Sneddon, Deditos y otro matón, con un tupé estilo culo de pato y más bajo y más delgado que Pequeñito pero con un aspecto igual de letal, estaban apoyados contra la arruinada chimenea, fumando. Había una silla en el centro de la sala. «Qué confortable», pensé. Igual que en el apartamento de Parks, habían dejado espacio suficiente para trabajar. Deditos no me sonrió y yo examiné rápidamente la sala: no había ningún cortador de pernos a la vista.

—Siéntate —dijo Sneddon. No quería hacerlo. Con cuatro tipos como ésos en la sala, no era conveniente ser el único que estuviera sentado. Había una buena probabilidad de que ya no volvieras a levantarte.

—Escuche, señor Sneddon —dije, todavía de pie—. Si esto es sobre Parks…

—Siéntate, carajo —dijo Sneddon de una manera fría y sin ira. Me senté, carajo, de una manera fría y sin agallas. Sentí un
déjàvu
: me vino a la mente mi agradable charla en la chatarrería de Murphy.
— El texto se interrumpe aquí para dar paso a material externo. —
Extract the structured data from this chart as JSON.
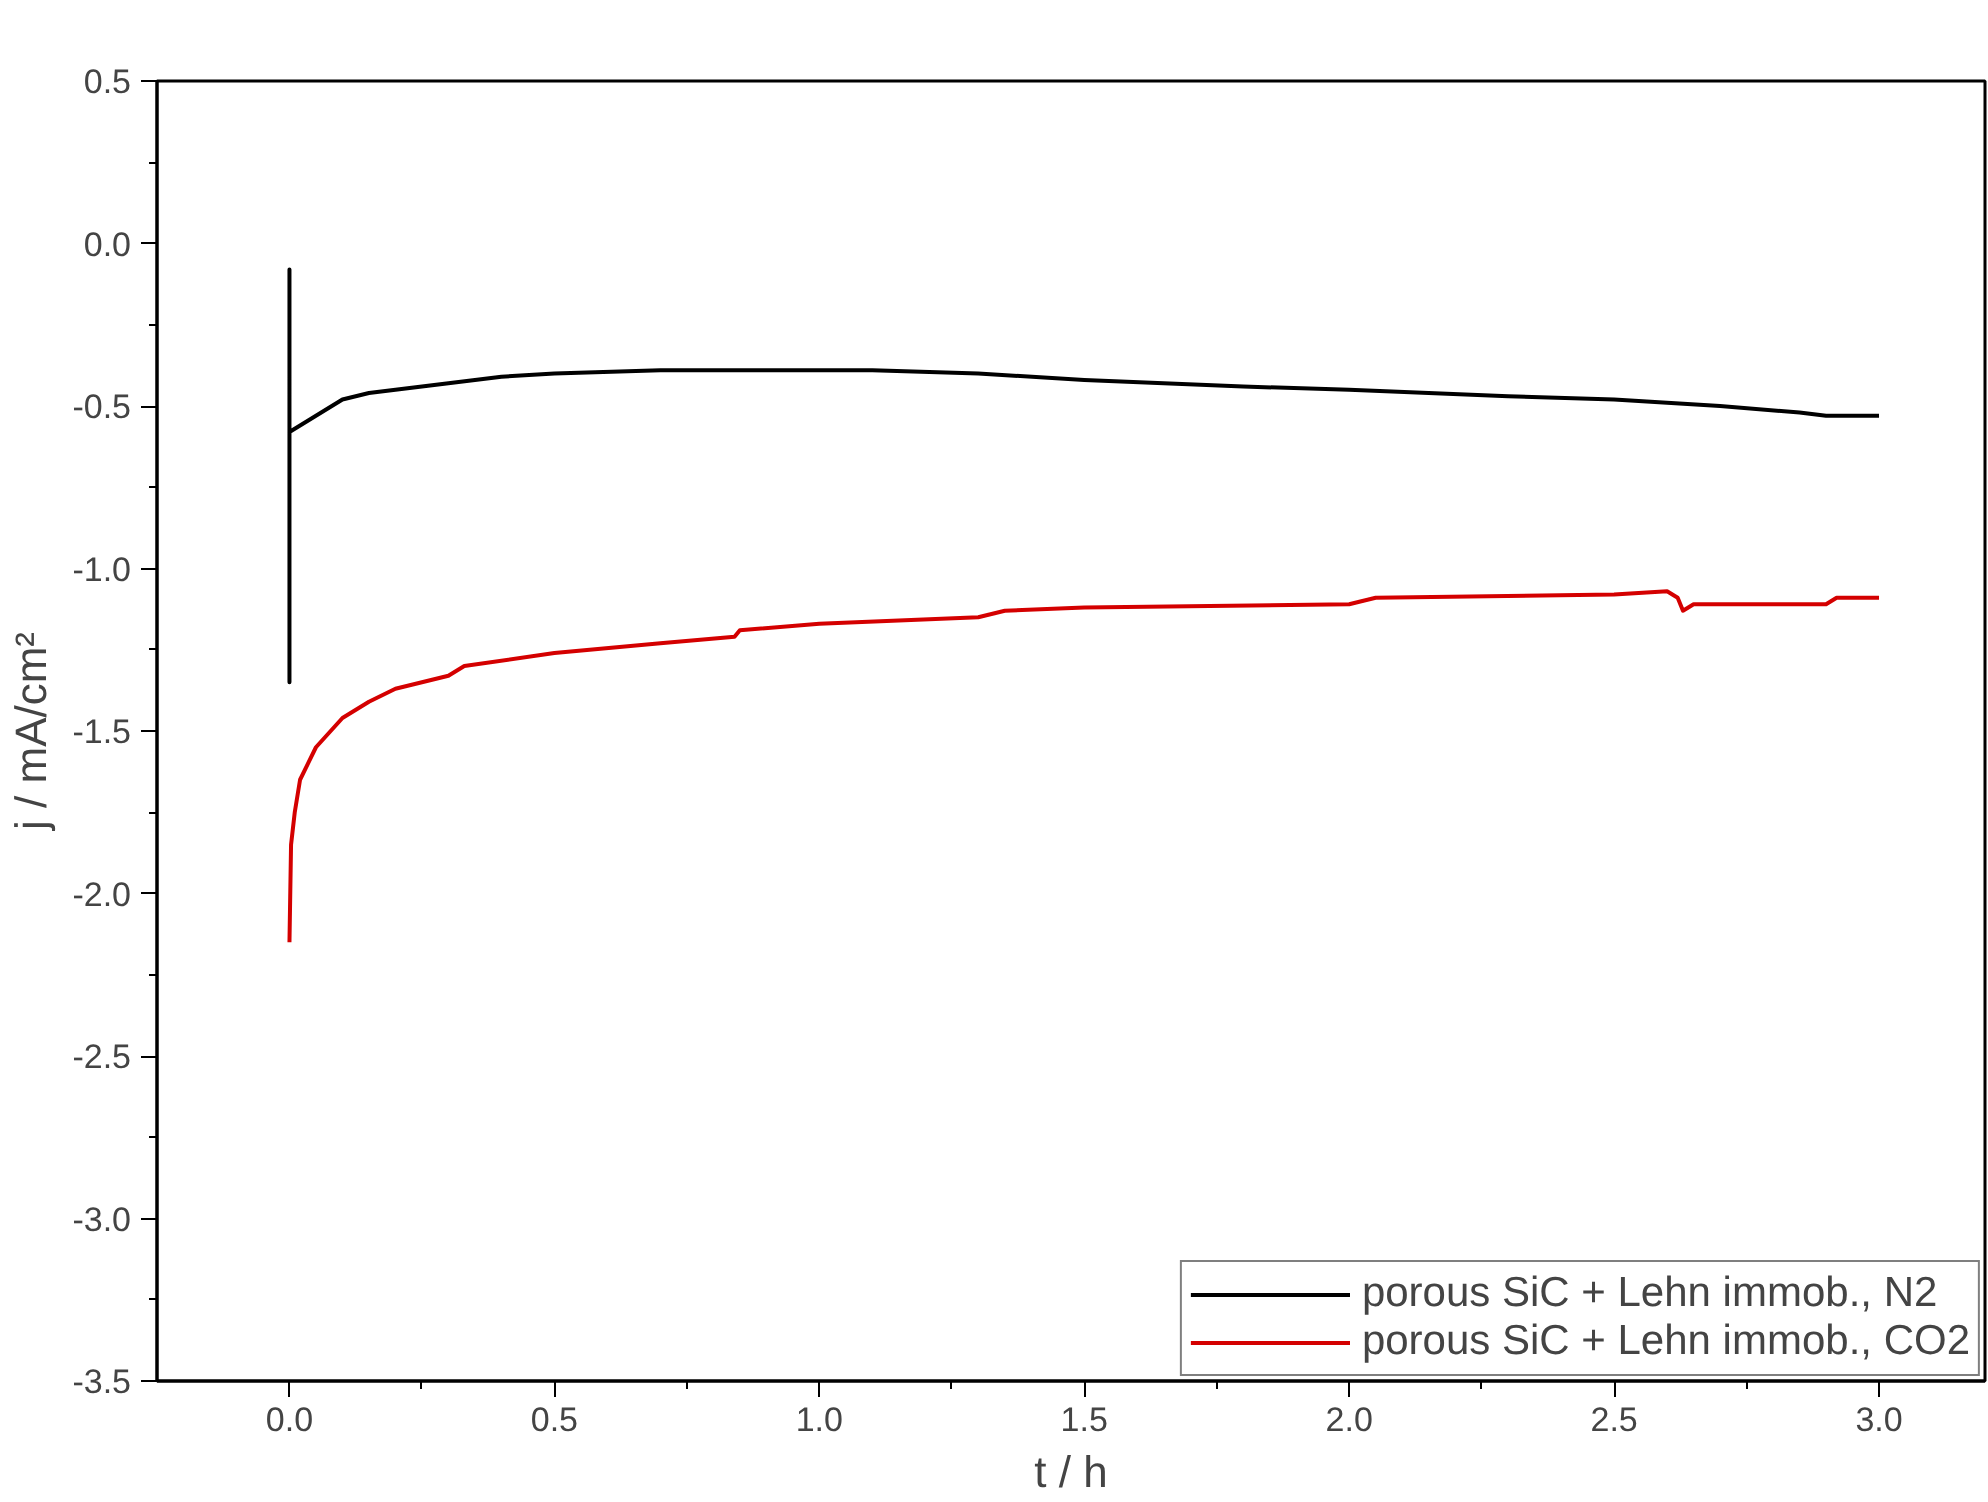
{
  "chart_data": {
    "type": "line",
    "xlabel": "t / h",
    "ylabel": "j / mA/cm²",
    "xlim": [
      -0.25,
      3.2
    ],
    "ylim": [
      -3.5,
      0.5
    ],
    "xticks": [
      {
        "value": 0,
        "label": "0.0"
      },
      0.5,
      {
        "value": 1,
        "label": "1.0"
      },
      1.5,
      {
        "value": 2,
        "label": "2.0"
      },
      2.5,
      {
        "value": 3,
        "label": "3.0"
      }
    ],
    "yticks": [
      -3.5,
      {
        "value": -3,
        "label": "-3.0"
      },
      -2.5,
      {
        "value": -2,
        "label": "-2.0"
      },
      -1.5,
      {
        "value": -1,
        "label": "-1.0"
      },
      -0.5,
      {
        "value": 0,
        "label": "0.0"
      },
      0.5
    ],
    "grid": false,
    "legend": "bottom right",
    "line_style": "solid",
    "series": [
      {
        "name": "porous SiC + Lehn immob., N2",
        "color": "#000000",
        "x": [
          0,
          0,
          0,
          0,
          0.05,
          0.1,
          0.15,
          0.2,
          0.3,
          0.4,
          0.5,
          0.7,
          0.9,
          1.1,
          1.3,
          1.5,
          1.8,
          2.0,
          2.3,
          2.5,
          2.7,
          2.85,
          2.9,
          3.0
        ],
        "values": [
          -0.58,
          -0.08,
          -1.35,
          -0.58,
          -0.53,
          -0.48,
          -0.46,
          -0.45,
          -0.43,
          -0.41,
          -0.4,
          -0.39,
          -0.39,
          -0.39,
          -0.4,
          -0.42,
          -0.44,
          -0.45,
          -0.47,
          -0.48,
          -0.5,
          -0.52,
          -0.53,
          -0.53
        ]
      },
      {
        "name": "porous SiC + Lehn immob., CO2",
        "color": "#d40000",
        "x": [
          0,
          0.003,
          0.01,
          0.02,
          0.05,
          0.1,
          0.15,
          0.2,
          0.3,
          0.33,
          0.5,
          0.7,
          0.84,
          0.85,
          1.0,
          1.3,
          1.35,
          1.5,
          2.0,
          2.05,
          2.5,
          2.6,
          2.62,
          2.63,
          2.65,
          2.9,
          2.92,
          3.0
        ],
        "values": [
          -2.15,
          -1.85,
          -1.75,
          -1.65,
          -1.55,
          -1.46,
          -1.41,
          -1.37,
          -1.33,
          -1.3,
          -1.26,
          -1.23,
          -1.21,
          -1.19,
          -1.17,
          -1.15,
          -1.13,
          -1.12,
          -1.11,
          -1.09,
          -1.08,
          -1.07,
          -1.09,
          -1.13,
          -1.11,
          -1.11,
          -1.09,
          -1.09
        ]
      }
    ]
  }
}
—¿Estuviste en casa de Parky esta mañana?

—Sí. Como quedamos.

—¿Recuerdas que te dije que no quería que Parky se disgustara?

Asentí
con
un gesto.

—Tal vez sea un hombre de demasiadas pocas palabras. Tal vez debería haber sido más claro. Si Parky se disgustaba eso habría estado mal. Que Parky esté muerto es ligeramente peor, hijo de puta.

—Escuche, señor Sneddon: no he tenido nada que ver con la muerte de Parks. Al menos, no directamente. Creo que alguien no quería que él hablara conmigo. Más aún, creo que querían que hablase con ellos. Parks sabía algo, o ellos pensaban que él sabía algo. Cuando llegué, Parks ya estaba muerto. Le habían reestructurado la cara durante un buen rato y luego lo habían estrangulado.

—¿Lo habían aporreado?

Sneddon le dio una calada a su cigarrillo y dejó caer la colilla sobre las tablas desnudas y roñosas del suelo antes de aplastarla con la punta del pie. Me inquieté al pensar que tal vez precisaba tener las manos libres.
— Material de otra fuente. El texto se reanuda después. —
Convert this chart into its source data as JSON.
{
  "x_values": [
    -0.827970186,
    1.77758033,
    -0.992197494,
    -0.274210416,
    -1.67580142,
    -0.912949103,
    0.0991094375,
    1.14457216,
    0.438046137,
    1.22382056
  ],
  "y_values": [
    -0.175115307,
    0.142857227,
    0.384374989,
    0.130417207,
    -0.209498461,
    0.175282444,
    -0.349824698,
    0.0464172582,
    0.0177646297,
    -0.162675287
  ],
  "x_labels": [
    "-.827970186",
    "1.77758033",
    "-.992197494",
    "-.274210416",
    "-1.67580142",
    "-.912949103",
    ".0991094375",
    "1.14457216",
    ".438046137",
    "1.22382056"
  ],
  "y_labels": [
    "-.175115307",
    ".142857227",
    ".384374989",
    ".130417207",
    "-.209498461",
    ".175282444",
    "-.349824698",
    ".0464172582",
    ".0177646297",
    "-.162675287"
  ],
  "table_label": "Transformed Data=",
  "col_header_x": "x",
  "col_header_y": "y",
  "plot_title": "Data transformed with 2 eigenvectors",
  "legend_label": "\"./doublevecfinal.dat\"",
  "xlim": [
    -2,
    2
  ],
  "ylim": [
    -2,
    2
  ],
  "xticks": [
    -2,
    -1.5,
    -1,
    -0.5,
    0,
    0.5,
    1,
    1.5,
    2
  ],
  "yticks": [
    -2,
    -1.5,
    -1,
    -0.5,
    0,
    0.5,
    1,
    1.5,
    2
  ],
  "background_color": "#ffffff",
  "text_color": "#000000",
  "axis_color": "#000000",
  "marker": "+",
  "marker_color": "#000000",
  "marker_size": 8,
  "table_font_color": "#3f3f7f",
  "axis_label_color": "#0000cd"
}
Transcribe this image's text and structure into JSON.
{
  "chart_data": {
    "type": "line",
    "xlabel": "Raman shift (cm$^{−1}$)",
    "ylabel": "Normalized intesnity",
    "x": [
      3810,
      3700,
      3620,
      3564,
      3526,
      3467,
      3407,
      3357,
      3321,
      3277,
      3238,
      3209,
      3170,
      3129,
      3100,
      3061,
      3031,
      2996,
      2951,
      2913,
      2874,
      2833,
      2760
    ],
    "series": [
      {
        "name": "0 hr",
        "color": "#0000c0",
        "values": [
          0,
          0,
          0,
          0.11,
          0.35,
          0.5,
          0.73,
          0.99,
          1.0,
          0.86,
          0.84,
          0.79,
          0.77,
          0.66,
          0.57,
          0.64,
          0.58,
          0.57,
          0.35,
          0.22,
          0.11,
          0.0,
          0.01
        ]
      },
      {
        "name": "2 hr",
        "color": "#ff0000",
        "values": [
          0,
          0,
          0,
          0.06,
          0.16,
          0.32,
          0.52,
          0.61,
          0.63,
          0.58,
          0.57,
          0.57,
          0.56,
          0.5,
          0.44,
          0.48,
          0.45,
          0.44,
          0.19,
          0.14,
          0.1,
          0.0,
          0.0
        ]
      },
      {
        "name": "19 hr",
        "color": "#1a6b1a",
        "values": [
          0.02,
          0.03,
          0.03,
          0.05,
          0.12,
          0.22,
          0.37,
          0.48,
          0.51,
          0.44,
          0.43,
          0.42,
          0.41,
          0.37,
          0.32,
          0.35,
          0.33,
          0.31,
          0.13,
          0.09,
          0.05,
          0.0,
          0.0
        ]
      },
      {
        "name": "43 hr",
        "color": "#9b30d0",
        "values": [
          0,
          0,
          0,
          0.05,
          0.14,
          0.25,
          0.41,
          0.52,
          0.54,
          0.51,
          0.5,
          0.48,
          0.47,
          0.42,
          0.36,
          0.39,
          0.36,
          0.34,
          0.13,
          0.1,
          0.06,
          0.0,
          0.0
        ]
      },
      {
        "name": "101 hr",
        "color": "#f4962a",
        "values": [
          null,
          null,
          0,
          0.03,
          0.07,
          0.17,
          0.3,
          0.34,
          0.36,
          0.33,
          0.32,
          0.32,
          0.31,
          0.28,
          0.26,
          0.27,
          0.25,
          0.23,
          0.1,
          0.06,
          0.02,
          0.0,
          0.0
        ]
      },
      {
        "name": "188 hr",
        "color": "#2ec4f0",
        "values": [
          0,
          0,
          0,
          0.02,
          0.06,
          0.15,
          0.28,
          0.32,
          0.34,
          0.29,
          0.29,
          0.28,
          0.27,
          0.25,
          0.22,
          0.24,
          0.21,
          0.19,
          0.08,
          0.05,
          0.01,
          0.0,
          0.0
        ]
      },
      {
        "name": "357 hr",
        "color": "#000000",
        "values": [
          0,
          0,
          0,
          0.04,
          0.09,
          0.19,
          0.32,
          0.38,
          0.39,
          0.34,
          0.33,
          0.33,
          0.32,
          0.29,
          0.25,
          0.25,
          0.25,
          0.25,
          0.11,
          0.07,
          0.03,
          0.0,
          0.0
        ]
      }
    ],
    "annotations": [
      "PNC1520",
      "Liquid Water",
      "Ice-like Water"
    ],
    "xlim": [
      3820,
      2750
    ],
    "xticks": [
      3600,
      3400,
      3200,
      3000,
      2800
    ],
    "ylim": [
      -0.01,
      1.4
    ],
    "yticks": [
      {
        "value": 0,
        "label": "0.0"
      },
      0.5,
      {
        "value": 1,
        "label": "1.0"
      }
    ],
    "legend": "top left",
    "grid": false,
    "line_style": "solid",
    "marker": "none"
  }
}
—Digamos que hubiera tenido problemas para mascar chicle. Los que lo torturaron pensaban matarlo después, hablara o no. Cuando obtuvieron lo que querían de él o cuando no lo obtuvieron le destrozaron la cara. No fue una paliza lo que le dieron: fue una tortura.
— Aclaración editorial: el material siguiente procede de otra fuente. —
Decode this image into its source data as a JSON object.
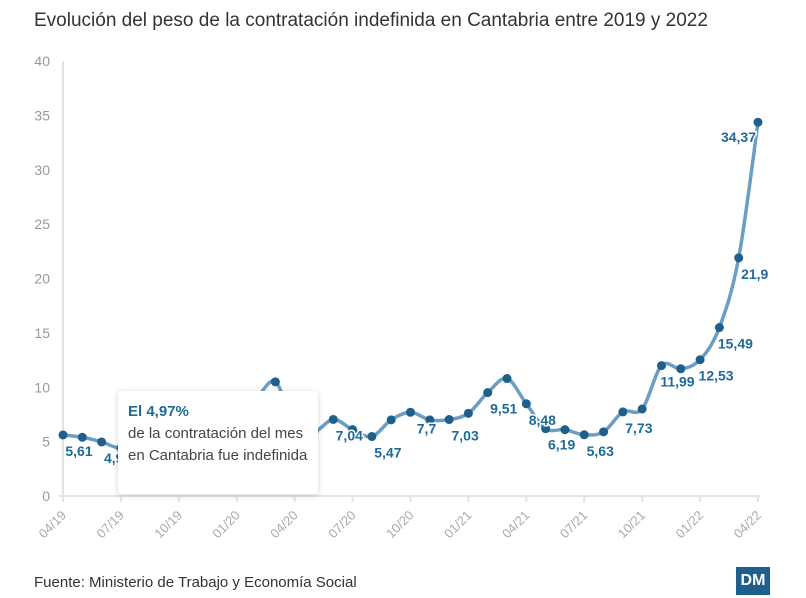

—Según recuerdo, tú querías presionarlo. Sí, eso es lo que dijiste… presionarlo. Te lo preguntaré sólo una vez, Lennox. ¿Lo has matado? Y antes de que respondas, quiero que sepas que entiendo que a veces eso pasa. Las cosas se te van de las manos.

«Seguro que sí», pensé.

—Así que, Lennox, dime la verdad —continuó Sneddon—. ¿Te has cargado a Parky?

—No. Si hubiera visto el estado en que quedó su cara, usted sabría que yo no soy tan cruel.

—De acuerdo, enséñame las manos.

Las abrí y sentí un escalofrío que bajaba desde la silla hasta mis intestinos. Los nudillos en ambas manos estaban lastimados por mi veloz descenso por las cañerías de Parks.

—Escúcheme —dije—, tuve que escaparme de la casa de Parks por la tubería de desagüe. Además debí arrastrarme a través de la mitad de los arbustos del parque Kelvingrove. Esto no es por haber torturado a Parks.

Sneddon me miró fijo un momento. Eché un vistazo a Deditos, que seguía sin sonreír. Involuntariamente retorcí los deditos de mis pies dentro de los zapatos.

—De acuerdo —dijo Sneddon por fin—. Te creo. No te has herido los nudillos de esa manera matando a un tipo a golpes. En ese caso tendrías las manos hinchadas como pelotas de fútbol.